Microbial intradiol dioxygenases have been shown to have a great potential for bioremediation; however, their structure is sensitive to various environmental and chemical agents. Immobilization techniques allow for the improvement of enzyme properties. This is the first report on use of glyoxyl agarose and calcium alginate as matrixes for the immobilization of protocatechuate 3,4-dioxygenase. Multipoint attachment of the enzyme to the carrier caused maintenance of its initial activity during the 21 days. Immobilization of dioxygenase in calcium alginate or on glyoxyl agarose resulted in decrease in the optimum temperature by 5°C and 10°C, respectively.
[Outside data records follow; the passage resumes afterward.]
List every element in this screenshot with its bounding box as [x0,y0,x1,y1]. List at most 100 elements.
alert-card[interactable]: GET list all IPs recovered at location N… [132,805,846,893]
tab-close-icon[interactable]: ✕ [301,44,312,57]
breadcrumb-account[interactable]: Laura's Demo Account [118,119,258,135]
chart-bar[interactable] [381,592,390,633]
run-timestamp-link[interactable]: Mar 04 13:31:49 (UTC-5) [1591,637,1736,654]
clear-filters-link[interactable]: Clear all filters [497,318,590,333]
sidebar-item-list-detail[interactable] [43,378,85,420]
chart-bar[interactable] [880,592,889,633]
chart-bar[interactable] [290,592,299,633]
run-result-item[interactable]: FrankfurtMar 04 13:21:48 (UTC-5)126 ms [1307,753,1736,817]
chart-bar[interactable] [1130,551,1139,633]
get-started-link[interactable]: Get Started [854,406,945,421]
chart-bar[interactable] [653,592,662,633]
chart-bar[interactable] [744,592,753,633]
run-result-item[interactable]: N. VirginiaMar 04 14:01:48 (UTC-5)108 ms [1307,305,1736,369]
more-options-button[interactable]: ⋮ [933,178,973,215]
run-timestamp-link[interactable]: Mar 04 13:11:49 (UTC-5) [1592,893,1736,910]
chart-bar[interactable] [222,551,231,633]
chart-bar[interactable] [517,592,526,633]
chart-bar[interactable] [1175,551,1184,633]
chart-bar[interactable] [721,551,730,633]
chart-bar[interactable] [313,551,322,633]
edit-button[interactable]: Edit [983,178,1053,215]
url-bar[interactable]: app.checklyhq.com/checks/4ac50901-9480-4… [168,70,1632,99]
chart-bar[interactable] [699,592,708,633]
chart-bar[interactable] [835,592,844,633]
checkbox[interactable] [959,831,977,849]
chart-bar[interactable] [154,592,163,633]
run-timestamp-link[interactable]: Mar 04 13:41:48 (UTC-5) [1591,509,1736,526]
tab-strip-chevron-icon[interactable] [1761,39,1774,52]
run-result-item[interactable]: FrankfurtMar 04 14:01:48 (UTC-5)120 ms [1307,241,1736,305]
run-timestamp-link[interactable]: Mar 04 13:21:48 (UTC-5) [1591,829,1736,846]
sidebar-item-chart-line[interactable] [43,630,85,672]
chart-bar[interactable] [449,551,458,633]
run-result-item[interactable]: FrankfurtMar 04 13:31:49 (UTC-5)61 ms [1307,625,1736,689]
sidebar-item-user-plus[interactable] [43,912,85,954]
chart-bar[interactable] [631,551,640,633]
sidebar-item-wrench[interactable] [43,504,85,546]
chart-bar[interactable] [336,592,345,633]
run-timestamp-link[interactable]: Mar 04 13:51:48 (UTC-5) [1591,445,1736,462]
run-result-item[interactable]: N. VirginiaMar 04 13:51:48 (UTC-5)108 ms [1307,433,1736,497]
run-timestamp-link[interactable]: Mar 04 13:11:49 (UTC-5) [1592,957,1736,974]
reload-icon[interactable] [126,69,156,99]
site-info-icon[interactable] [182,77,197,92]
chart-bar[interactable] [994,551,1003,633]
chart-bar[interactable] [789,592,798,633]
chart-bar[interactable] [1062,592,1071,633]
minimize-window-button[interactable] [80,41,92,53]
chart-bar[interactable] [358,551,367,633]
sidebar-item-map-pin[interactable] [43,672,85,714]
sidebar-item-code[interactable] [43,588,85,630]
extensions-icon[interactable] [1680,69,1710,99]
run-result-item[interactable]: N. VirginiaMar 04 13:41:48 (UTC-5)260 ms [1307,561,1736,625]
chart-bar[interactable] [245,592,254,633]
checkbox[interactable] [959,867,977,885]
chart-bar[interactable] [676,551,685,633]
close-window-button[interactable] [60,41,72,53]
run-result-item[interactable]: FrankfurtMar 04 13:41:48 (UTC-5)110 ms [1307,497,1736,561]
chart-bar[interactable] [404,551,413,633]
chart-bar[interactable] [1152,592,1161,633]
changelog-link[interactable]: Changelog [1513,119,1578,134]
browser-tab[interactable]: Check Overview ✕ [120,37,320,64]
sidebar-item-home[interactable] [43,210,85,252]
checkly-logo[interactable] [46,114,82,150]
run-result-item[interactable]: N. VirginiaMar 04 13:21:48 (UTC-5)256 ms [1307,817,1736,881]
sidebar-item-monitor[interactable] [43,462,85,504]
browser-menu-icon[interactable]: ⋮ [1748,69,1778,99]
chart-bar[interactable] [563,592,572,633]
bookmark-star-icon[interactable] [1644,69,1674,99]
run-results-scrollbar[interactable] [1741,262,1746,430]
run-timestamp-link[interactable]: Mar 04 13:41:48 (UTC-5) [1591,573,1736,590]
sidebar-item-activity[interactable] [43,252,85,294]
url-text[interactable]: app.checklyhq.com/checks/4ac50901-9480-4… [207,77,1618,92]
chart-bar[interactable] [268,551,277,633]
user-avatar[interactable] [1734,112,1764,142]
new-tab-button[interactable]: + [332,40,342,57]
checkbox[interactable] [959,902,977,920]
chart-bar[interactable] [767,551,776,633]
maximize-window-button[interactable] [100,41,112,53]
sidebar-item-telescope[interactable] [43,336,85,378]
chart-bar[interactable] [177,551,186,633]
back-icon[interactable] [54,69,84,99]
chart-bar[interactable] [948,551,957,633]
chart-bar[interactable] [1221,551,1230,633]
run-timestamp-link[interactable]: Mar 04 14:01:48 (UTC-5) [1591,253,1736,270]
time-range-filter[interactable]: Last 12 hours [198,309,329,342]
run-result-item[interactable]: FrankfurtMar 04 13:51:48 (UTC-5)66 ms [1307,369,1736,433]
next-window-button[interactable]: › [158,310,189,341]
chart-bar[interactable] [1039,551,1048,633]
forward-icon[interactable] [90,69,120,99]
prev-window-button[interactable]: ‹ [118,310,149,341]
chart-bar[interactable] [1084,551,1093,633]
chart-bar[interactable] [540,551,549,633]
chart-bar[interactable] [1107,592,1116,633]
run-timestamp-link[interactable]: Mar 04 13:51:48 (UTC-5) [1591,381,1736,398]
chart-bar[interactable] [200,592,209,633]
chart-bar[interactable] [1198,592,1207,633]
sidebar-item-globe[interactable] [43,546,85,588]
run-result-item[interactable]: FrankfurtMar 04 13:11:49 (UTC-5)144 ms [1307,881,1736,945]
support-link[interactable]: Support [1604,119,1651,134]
Entrapment of the enzyme in alginate gel shifted its optimum pH towards high-alkaline pH while immobilization of the enzyme on glyoxyl agarose did not influence pH profile of the enzyme. Protocatechuate 3,4-dioygenase immobilized in calcium alginate showed increased activity towards 2,5-dihydroxybenzoate, caffeic acid, 2,3-dihydroxybenzoate, and 3,5-dihydroxybenzoate. Slightly lower activity of the enzyme was observed after its immobilization on glyoxyl agarose. Entrapment of the enzyme in alginate gel protected it against chelators and aliphatic alcohols while its immobilization on glyoxyl agarose enhanced enzyme resistance to inactivation by metal ions.